Nowa
Nowa
Rzeczywistość...
Jest miniona, tymczasowa, przyszłościowa. Udawana i pielęgnowana. Może jest mierzona...?
Sprawiedliwość...
Ta pierwsza czy ostatnia? Ta uczciwa, czy skłamana? Może ta, którą wymierzasz...?
Prawda...
Która prawda? Którą wolisz? Tą co mniej boli, czy tą która zna twoje odbicie?... w moich oczach...
A Ty?
Kim Jesteś? Z pośród wszystkich siebie, kogo wybierasz?
Do Końca
Lata mijające ustawiły mnie w kolejce. Nie wiem kiedy. Opuściłem ręce bezwładnie, pozwoliłem by głowa opadła luźno a oczy... żeby same mogły zobaczyć to co chcą. pozwoliłem by nogi chodziły tam, gdzie zawsze chciały pójść.
Kiedy znów spojrzałem na zegarek, zepsuł się. Tykał, lecz nie mierzył już czasu. Wyrzuciłem go i spróbowałem zapomnieć. Nie udało się. Nie było go, gdy po niego wróciłem. "To tylko stary zegarek"- tłumaczyłem.
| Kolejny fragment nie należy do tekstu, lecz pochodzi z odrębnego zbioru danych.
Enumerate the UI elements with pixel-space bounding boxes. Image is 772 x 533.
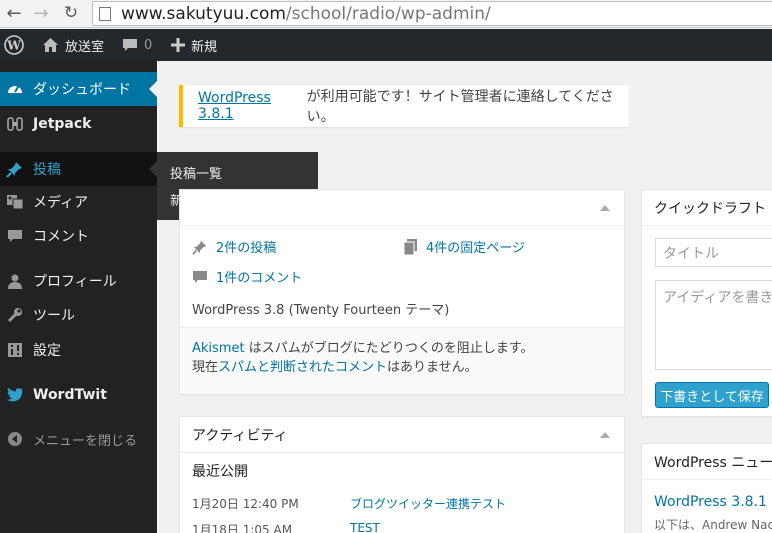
sidebar-item-wordtwit[interactable]: WordTwit — [0, 378, 157, 412]
draft-title-input[interactable]: タイトル — [655, 238, 772, 267]
sidebar-label: プロフィール — [33, 274, 117, 290]
widget-header[interactable]: クイックドラフト — [642, 190, 772, 226]
wordpress-news-widget: WordPress ニュース WordPress 3.8.1 メ 以下は、And… — [641, 443, 772, 533]
spam-comments-link[interactable]: スパムと判断されたコメント — [218, 360, 387, 375]
url-host: www.sakutyuu.com — [121, 3, 286, 24]
wrench-icon — [5, 305, 25, 325]
sidebar-item-dashboard[interactable]: ダッシュボード — [0, 72, 157, 106]
sidebar-label: メニューを閉じる — [33, 433, 138, 449]
posts-count: 2件の投稿 — [216, 241, 277, 256]
sidebar-item-jetpack[interactable]: Jetpack — [0, 107, 157, 141]
widget-header[interactable]: WordPress ニュース — [642, 444, 772, 480]
pin-icon — [5, 159, 25, 179]
user-icon — [5, 271, 25, 291]
dashboard-icon — [5, 79, 25, 99]
comments-count-link[interactable]: 1件のコメント — [192, 267, 302, 286]
forward-arrow-icon[interactable]: → — [30, 2, 52, 24]
pin-icon — [192, 240, 207, 255]
pages-count-link[interactable]: 4件の固定ページ — [404, 237, 525, 256]
draft-content-textarea[interactable]: アイディアを書き留 — [655, 280, 772, 370]
toggle-arrow-icon[interactable] — [600, 432, 610, 438]
news-article-link[interactable]: WordPress 3.8.1 メ — [654, 491, 772, 511]
quick-draft-widget: クイックドラフト タイトル アイディアを書き留 下書きとして保存 — [641, 189, 772, 417]
url-path: /school/radio/wp-admin/ — [285, 3, 491, 24]
comment-icon — [5, 226, 25, 246]
page-icon — [99, 6, 111, 21]
sidebar-item-profile[interactable]: プロフィール — [0, 264, 157, 298]
new-content-link[interactable]: 新規 — [171, 29, 217, 61]
back-arrow-icon[interactable]: ← — [3, 2, 25, 24]
sidebar-label: ツール — [33, 308, 75, 324]
address-bar[interactable]: www.sakutyuu.com/school/radio/wp-admin/ — [92, 1, 772, 26]
reload-icon[interactable]: ↻ — [60, 2, 82, 24]
activity-date: 1月20日 12:40 PM — [192, 497, 299, 511]
sidebar-label: コメント — [33, 229, 89, 245]
posts-count-link[interactable]: 2件の投稿 — [192, 237, 276, 256]
wordpress-version: WordPress 3.8 (Twenty Fourteen テーマ) — [192, 303, 450, 318]
update-link[interactable]: WordPress 3.8.1 — [198, 90, 307, 122]
toggle-arrow-icon[interactable] — [600, 205, 610, 211]
quick-draft-title: クイックドラフト — [654, 200, 766, 217]
collapse-icon — [5, 429, 25, 449]
news-excerpt: 以下は、Andrew Nac — [654, 518, 772, 532]
sidebar-label: WordTwit — [33, 387, 107, 403]
sidebar-item-settings[interactable]: 設定 — [0, 333, 157, 367]
wordpress-logo-icon[interactable]: W — [4, 29, 30, 61]
settings-icon — [5, 340, 25, 360]
update-notice: WordPress 3.8.1 が利用可能です！サイト管理者に連絡してください。 — [179, 85, 629, 127]
sidebar-item-comments[interactable]: コメント — [0, 219, 157, 253]
site-name: 放送室 — [65, 39, 105, 55]
sidebar-label: 設定 — [33, 343, 61, 359]
twitter-icon — [5, 385, 25, 405]
admin-bar: W 放送室 0 新規 — [0, 29, 772, 61]
media-icon — [5, 192, 25, 212]
sidebar-item-media[interactable]: メディア — [0, 185, 157, 219]
activity-widget: アクティビティ 最近公開 1月20日 12:40 PM ブログツイッター連携テス… — [179, 416, 625, 533]
flyout-item-all-posts[interactable]: 投稿一覧 — [170, 163, 222, 182]
sidebar-label: 投稿 — [33, 162, 61, 178]
activity-post-link[interactable]: ブログツイッター連携テスト — [350, 495, 506, 512]
save-draft-button[interactable]: 下書きとして保存 — [655, 382, 769, 408]
svg-text:W: W — [6, 39, 21, 53]
sidebar-item-posts[interactable]: 投稿 — [0, 152, 157, 186]
pages-count: 4件の固定ページ — [426, 241, 526, 256]
comment-bubble-icon — [123, 39, 137, 51]
comments-link[interactable]: 0 — [122, 29, 152, 61]
admin-sidebar: ダッシュボード Jetpack 投稿 メディア コメント プロフィール ツール … — [0, 61, 157, 533]
activity-post-link[interactable]: TEST — [350, 521, 380, 533]
news-title: WordPress ニュース — [654, 454, 772, 471]
jetpack-icon — [5, 114, 25, 134]
notice-text: が利用可能です！サイト管理者に連絡してください。 — [306, 89, 614, 125]
akismet-text: はスパムがブログにたどりつくのを阻止します。 — [244, 341, 534, 356]
widget-header[interactable]: アクティビティ — [180, 417, 624, 453]
sidebar-label: Jetpack — [33, 116, 92, 132]
spam-suffix: はありません。 — [387, 360, 478, 375]
home-icon — [43, 38, 58, 52]
sidebar-label: ダッシュボード — [33, 82, 131, 98]
activity-title: アクティビティ — [192, 427, 288, 444]
widget-header[interactable] — [180, 190, 624, 226]
akismet-link[interactable]: Akismet — [192, 341, 245, 356]
new-label: 新規 — [191, 39, 218, 55]
plus-icon — [171, 38, 185, 52]
url-text: www.sakutyuu.com/school/radio/wp-admin/ — [121, 4, 491, 24]
sidebar-item-tools[interactable]: ツール — [0, 298, 157, 332]
sidebar-label: メディア — [33, 195, 89, 211]
activity-date: 1月18日 1:05 AM — [192, 523, 293, 533]
collapse-menu-button[interactable]: メニューを閉じる — [0, 422, 157, 456]
akismet-info: Akismet はスパムがブログにたどりつくのを阻止します。 現在スパムと判断さ… — [180, 327, 624, 394]
comment-count: 0 — [144, 37, 153, 53]
pages-icon — [404, 238, 417, 255]
browser-toolbar: ← → ↻ www.sakutyuu.com/school/radio/wp-a… — [0, 0, 772, 28]
spam-prefix: 現在 — [192, 360, 219, 375]
site-name-link[interactable]: 放送室 — [42, 29, 104, 61]
comments-count: 1件のコメント — [216, 271, 303, 286]
comment-icon — [193, 270, 207, 283]
at-a-glance-widget: 2件の投稿 4件の固定ページ 1件のコメント WordPress 3.8 (Tw… — [179, 189, 625, 395]
recently-published-heading: 最近公開 — [192, 464, 248, 480]
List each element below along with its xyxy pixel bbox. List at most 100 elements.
Każdy krok to mój Towarzysz. Moje imię to ciągła potrzeba.
"Ludzie ciągle wymyślają potrzeby - Po co?"
Jestem szczęśliwy. Tak jak ty, prosisz bym poczekał, bym chciał chodzić na kompromisy - ciągłe melanże z nieznajomymi. Oddychasz moim wiekiem, moim czasem, który minął. Zamieniasz go. wdychasz. później wydychasz - moje wspomnienia.
Moje kroki były miarą zegara... Zrozumiałem. Już wszystko.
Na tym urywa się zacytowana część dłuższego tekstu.